This work addresses the insufficient resilience of federated learning (FL) against poisoning attacks in cybersecurity applications. To this end, we develop the first reproducible and scalable FL testbed tailored for edge devices—integrating Raspberry Pi and NVIDIA Jetson hardware—to support distributed intrusion detection system development and adversarial evaluation. Methodologically, we implement gradient- and label-level poisoning attacks within the Flower framework and systematically quantify model robustness under diverse attack scenarios. Our contributions are threefold: (1) the first empirical validation of FL’s practicality on resource-constrained edge devices while preserving data privacy; (2) a comprehensive characterization of FL’s high sensitivity to multiple poisoning strategies; and (3) the proposal of lightweight, deployable mitigation mechanisms. Collectively, these results establish an evidence-based foundation and concrete technical pathways toward secure and trustworthy edge-based federated learning.

This paper presents the design and implementation of a Federated Learning (FL) testbed, focusing on its application in cybersecurity and evaluating its resilience against poisoning attacks. Federated Learning allows multiple clients to collaboratively train a global model while keeping their data decentralized, addressing critical needs for data privacy and security, particularly in sensitive fields like cybersecurity. Our testbed, built using Raspberry Pi and Nvidia Jetson hardware by running the Flower framework, facilitates experimentation with various FL frameworks, assessing their performance, scalability, and ease of integration.
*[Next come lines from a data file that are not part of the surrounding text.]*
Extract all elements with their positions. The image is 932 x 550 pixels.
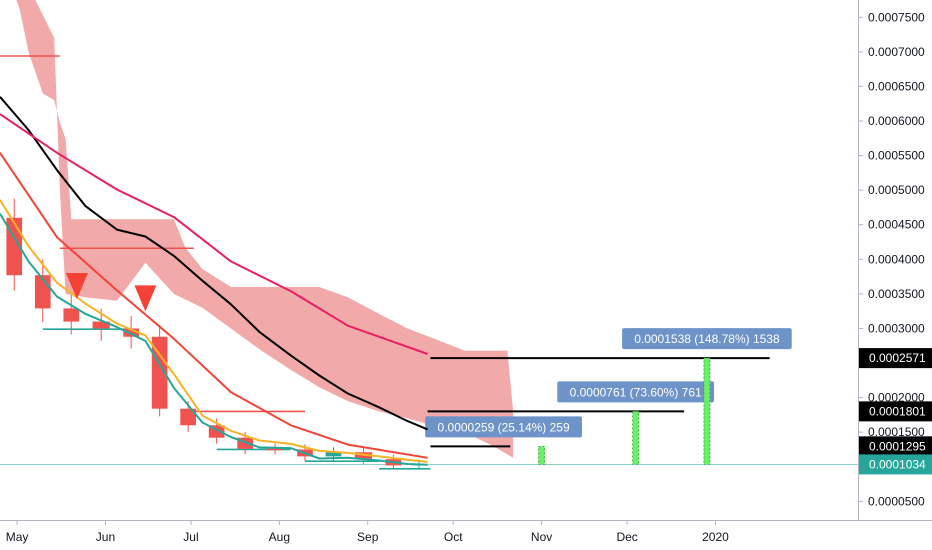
price-bar bbox=[180, 408, 196, 426]
x-tick-label: Jul bbox=[183, 530, 198, 544]
target-label-box bbox=[425, 416, 582, 438]
x-tick-label: 2020 bbox=[702, 530, 729, 544]
x-tick-label: Nov bbox=[531, 530, 552, 544]
target-marker bbox=[632, 410, 640, 465]
sell-signal-marker bbox=[134, 285, 157, 312]
y-tick-label: 0.0007000 bbox=[868, 45, 925, 59]
signal-markers bbox=[65, 272, 157, 312]
price-bar bbox=[151, 336, 168, 409]
price-tag-label: 0.0001295 bbox=[869, 439, 926, 453]
price-tag-box bbox=[859, 436, 932, 457]
target-marker bbox=[538, 445, 545, 465]
price-bar bbox=[63, 308, 80, 322]
target-label-text: 0.0001538 (148.78%) 1538 bbox=[634, 332, 780, 346]
price-bar bbox=[266, 448, 284, 451]
y-tick-label: 0.0001500 bbox=[868, 425, 925, 439]
target-label-box bbox=[622, 328, 792, 350]
cloud-layer bbox=[16, 0, 514, 458]
target-layer: 0.0000259 (25.14%) 259 0.0000761 (73.60%)… bbox=[0, 328, 858, 465]
y-tick-label: 0.0006500 bbox=[868, 79, 925, 93]
y-tick-label: 0.0004500 bbox=[868, 218, 925, 232]
price-bar bbox=[123, 328, 139, 337]
price-tag-box bbox=[859, 348, 932, 369]
x-tick-label: Sep bbox=[357, 530, 379, 544]
x-tick-label: Oct bbox=[444, 530, 463, 544]
moving-average-line bbox=[0, 96, 428, 431]
target-label-text: 0.0000761 (73.60%) 761 bbox=[570, 385, 702, 399]
moving-average-line bbox=[0, 199, 428, 463]
x-tick-label: Jun bbox=[96, 530, 115, 544]
y-tick-label: 0.0006000 bbox=[868, 114, 925, 128]
y-tick-label: 0.0002000 bbox=[868, 391, 925, 405]
price-tag-box bbox=[859, 401, 932, 422]
moving-averages bbox=[0, 96, 428, 466]
price-tag-label: 0.0001034 bbox=[869, 457, 926, 471]
y-tick-label: 0.0000500 bbox=[868, 494, 925, 508]
y-tick-label: 0.0003000 bbox=[868, 321, 925, 335]
moving-average-line bbox=[0, 152, 428, 459]
price-bar bbox=[325, 452, 342, 457]
y-tick-label: 0.0005500 bbox=[868, 149, 925, 163]
x-tick-label: Dec bbox=[616, 530, 637, 544]
price-tag-label: 0.0002571 bbox=[869, 351, 926, 365]
y-tick-label: 0.0004000 bbox=[868, 252, 925, 266]
ichimoku-cloud bbox=[16, 0, 514, 458]
price-bar bbox=[354, 452, 373, 460]
y-tick-label: 0.0005000 bbox=[868, 183, 925, 197]
moving-average-line bbox=[0, 113, 428, 355]
target-marker bbox=[703, 357, 711, 465]
x-tick-label: Aug bbox=[269, 530, 290, 544]
target-label-text: 0.0000259 (25.14%) 259 bbox=[438, 420, 570, 434]
price-tag-label: 0.0001801 bbox=[869, 404, 926, 418]
price-bar bbox=[92, 321, 110, 329]
target-label-box bbox=[557, 381, 715, 403]
sell-signal-marker bbox=[65, 272, 88, 299]
x-tick-label: May bbox=[6, 530, 29, 544]
y-tick-label: 0.0007500 bbox=[868, 10, 925, 24]
y-tick-label: 0.0003500 bbox=[868, 287, 925, 301]
moving-average-line bbox=[0, 213, 428, 466]
price-tag-box bbox=[859, 454, 932, 475]
price-tags: 0.0002571 0.0001801 0.0001295 0.0001034 bbox=[859, 348, 932, 475]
Through a case study on federated intrusion detection systems, the testbed's capabilities are shown in detecting anomalies and securing critical infrastructure without exposing sensitive network data. Comprehensive poisoning tests, targeting both model and data integrity, evaluate the system's robustness under adversarial conditions. The results show that while federated learning enhances data privacy and distributed learning, it remains vulnerable to poisoning attacks, which must be mitigated to ensure its reliability in real-world applications.